This would allow to distinguish between different kind of feasibility constraints based on ones probability to overcome them if one tries. However, it would not allow to make distinctions on other grounds as far as I see (e.g. to give different weight to a claim as to what MPs/electorates will accept than to a claim about institutional feasibility if both constraints are equally well grounded and equally difficult to overcome (e.g. by combatting myths about asylum seekers as mentioned by David in his comment)). Do you think that -apart of how easy/difficult it is to overcome them- there are other reasons as to why different weights should be given to different kind of feasibility claims?
I don’t know if ‘feasibility’ is a fair term for what is going on here.

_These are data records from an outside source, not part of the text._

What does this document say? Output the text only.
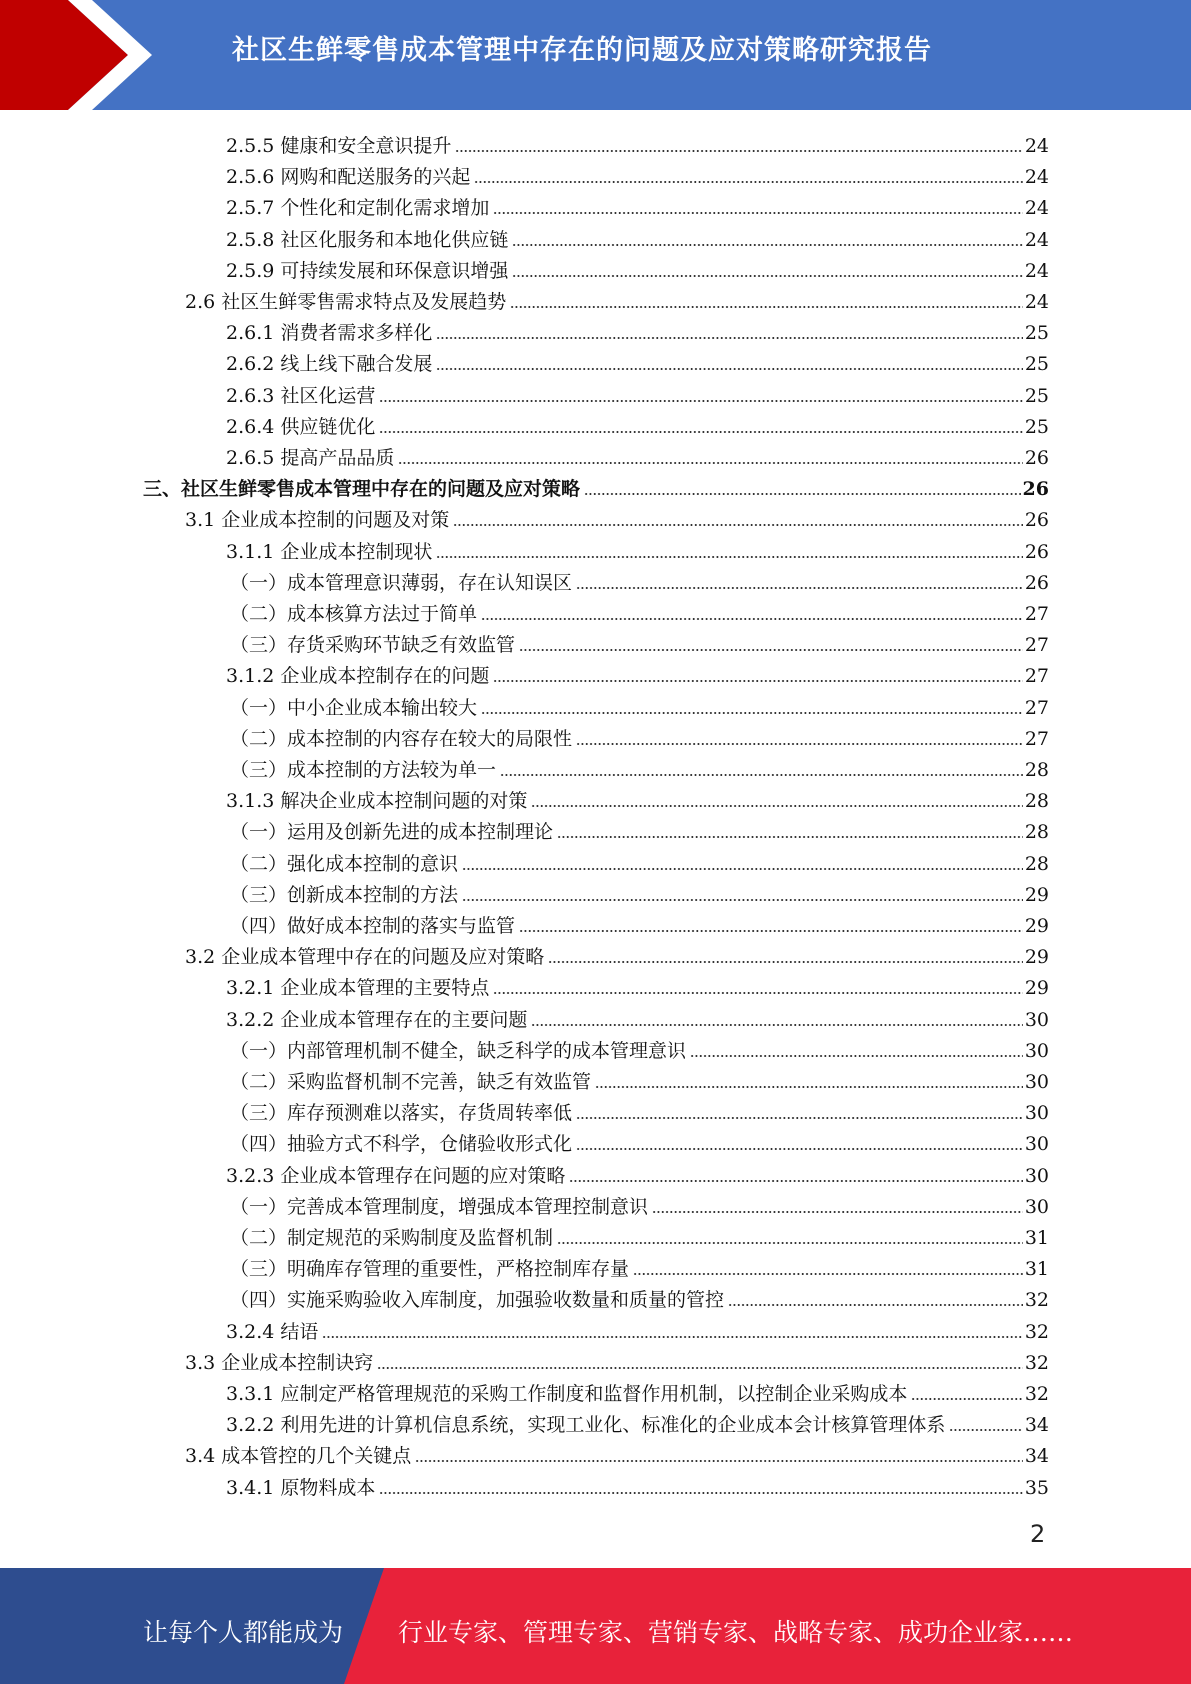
社区生鲜零售成本管理中存在的问题及应对策略研究报告
2.5.5 健康和安全意识提升	24
2.5.6 网购和配送服务的兴起	24
2.5.7 个性化和定制化需求增加	24
2.5.8 社区化服务和本地化供应链	24
2.5.9 可持续发展和环保意识增强	24
2.6 社区生鲜零售需求特点及发展趋势	24
2.6.1 消费者需求多样化	25
2.6.2 线上线下融合发展	25
2.6.3 社区化运营	25
2.6.4 供应链优化	25
2.6.5 提高产品品质	26
三、社区生鲜零售成本管理中存在的问题及应对策略	26
3.1 企业成本控制的问题及对策	26
3.1.1 企业成本控制现状	26
（一）成本管理意识薄弱，存在认知误区	26
（二）成本核算方法过于简单	27
（三）存货采购环节缺乏有效监管	27
3.1.2 企业成本控制存在的问题	27
（一）中小企业成本输出较大	27
（二）成本控制的内容存在较大的局限性	27
（三）成本控制的方法较为单一	28
3.1.3 解决企业成本控制问题的对策	28
（一）运用及创新先进的成本控制理论	28
（二）强化成本控制的意识	28
（三）创新成本控制的方法	29
（四）做好成本控制的落实与监管	29
3.2 企业成本管理中存在的问题及应对策略	29
3.2.1 企业成本管理的主要特点	29
3.2.2 企业成本管理存在的主要问题	30
（一）内部管理机制不健全，缺乏科学的成本管理意识	30
（二）采购监督机制不完善，缺乏有效监管	30
（三）库存预测难以落实，存货周转率低	30
（四）抽验方式不科学，仓储验收形式化	30
3.2.3 企业成本管理存在问题的应对策略	30
（一）完善成本管理制度，增强成本管理控制意识	30
（二）制定规范的采购制度及监督机制	31
（三）明确库存管理的重要性，严格控制库存量	31
（四）实施采购验收入库制度，加强验收数量和质量的管控	32
3.2.4 结语	32
3.3 企业成本控制诀窍	32
3.3.1 应制定严格管理规范的采购工作制度和监督作用机制，以控制企业采购成本	32
3.2.2 利用先进的计算机信息系统，实现工业化、标准化的企业成本会计核算管理体系	34
3.4 成本管控的几个关键点	34
3.4.1 原物料成本	35
2
让每个人都能成为 行业专家、管理专家、营销专家、战略专家、成功企业家……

Clearly if even poor small fragile countries like Jordan and Lebanon can shelter many hundreds of thousands of Syrian refugees then it is perfectly possible for Austria to accept at least as many. The word feasibility in itself seems to predetermine the outcome of your ethical reasoning – no analysis is really required.
‘Political feasibility’ may be more promising. What is going on here is a counting of the (opportunity) costs of admitting refugees and providing them with a minimally decent life (in Austrian terms). Clearly the more refugees are admitted the more services will be stretched (such as schooling, healthcare, and public housing) and the higher the direct (taxes) and indirect costs (e.g. health insurance) on current residents. The political debate is about what level of sacrifice by existing residents is appropriate. That debate turns on ethical values not logistics, whether one places a higher moral weight on the fact of ‘human need’ or the fact of ‘foreigner’. (As the percentage of government revenue spent on foreign aid suggests, most polities see the needs of foreigners as deserving much less from them.)
Hi Tom, many thanks for the important points you raise! I take them up one by one:
ad 1) It is not appropriate to use the term feasibility in case of Austria, given that the examples of Joradn or Lebanon clearly show that it would be perfectly possible for Austria (or other Western countries) to shelter more refugees: I agree on this point! Indeed it is this very point that triggered my thinking about these issues, i.e. that Austria denied to shelter more refugees claiming that it is infeasible/not possible (which seems so clearly not to be the case given the example of Lebanon or Jordan you raise). The question of my inquiry is precisely how we can distinguish such “cheap excuses” from “real feasibility constraints”.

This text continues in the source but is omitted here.